I dont know if anyone here has children in that area. But it usually depends where you live as to which school your daughter will be sent. She'll probably be put back a year if she hasnt been in spanish state education before so will be put into primary. When you arrive, you need to ask around in the area and to go to the ayuntamiento, who will tell you which schools have places

Google - "las escuelas primarias en benidorm" may help

Jo xxx


----------



## xicoalc (Apr 20, 2010)

I would think there will be a school in La Nucia. As *Jo* (not Xabia) has said, from what I know they send you to a school, you dont choose... but the ajuntamientos in that area are usually very good. I know in Finestrat which is close to La Nucia they have english staff there to help you.


----------



## jojo (Sep 20, 2007)

steve_in_spain said:


> I would think there will be a school in La Nucia. As Xabia has said, from what I know they send you to a school, you dont choose... but the ajuntamientos in that area are usually very good. I know in Finestrat which is close to La Nucia they have english staff there to help you.

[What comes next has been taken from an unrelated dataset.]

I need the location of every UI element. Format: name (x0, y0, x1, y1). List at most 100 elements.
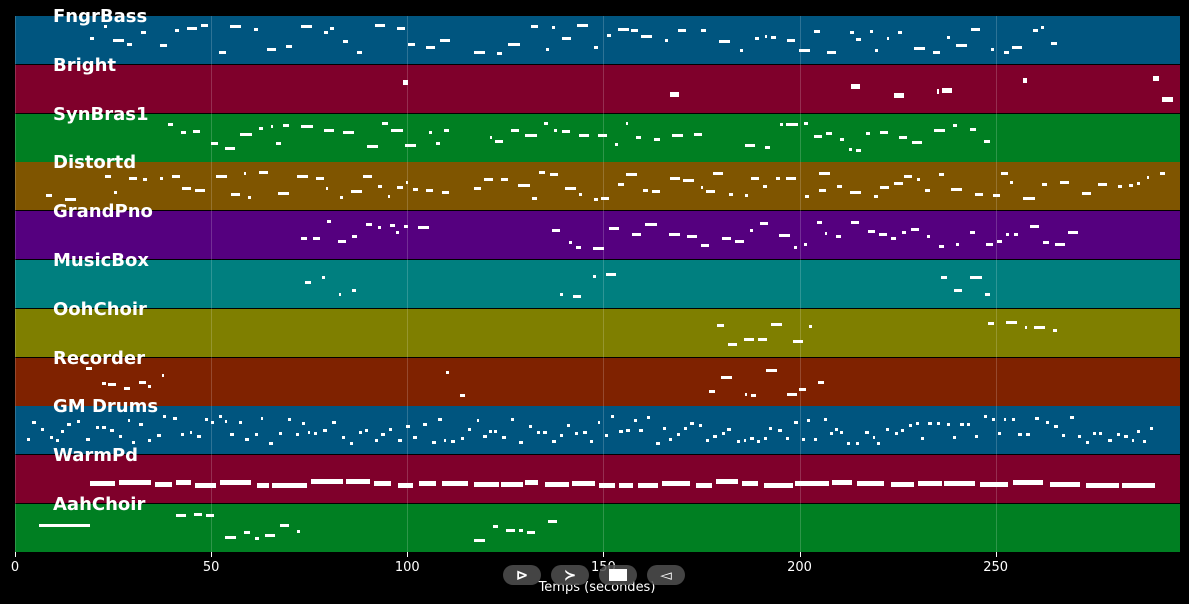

pppppppssssssttt, it wasnt Xabia who said 

Jo xxx


----------



## xicoalc (Apr 20, 2010)

jojo said:


> pppppppssssssttt, it wasnt Xabia who said
> 
> Jo xxx


SORRY JO.... your little logo things are so similar! Im so sorry.. I bow to the mighty moderator and apologise for my earlier mistake which I will duly ammend forthwith..... ´twas Jo what did make the accurate and, as always ever so helpful previous comment


----------



## xabiaxica (Jun 23, 2009)

steve_in_spain said:


> SORRY JO.... your little logo things are so similar! Im so sorry.. I bow to the mighty moderator and apologise for my earlier mistake which I will duly ammend forthwith..... ´twas Jo what did make the accurate and, as always ever so helpful previous comment


actually our avatars are identical

I have heard of cases where the ayuntamiento will allow kids to be in school in the area where the parents work rather than where they live

but it does of course depend upon the availability of places - and whether or not you get miss helpful or mr. jobsworth on the day you visit


----------



## xicoalc (Apr 20, 2010)

xabiachica said:


> - and whether or not you get miss helpful or mr. jobsworth on the day you visit


like everything in spain!


----------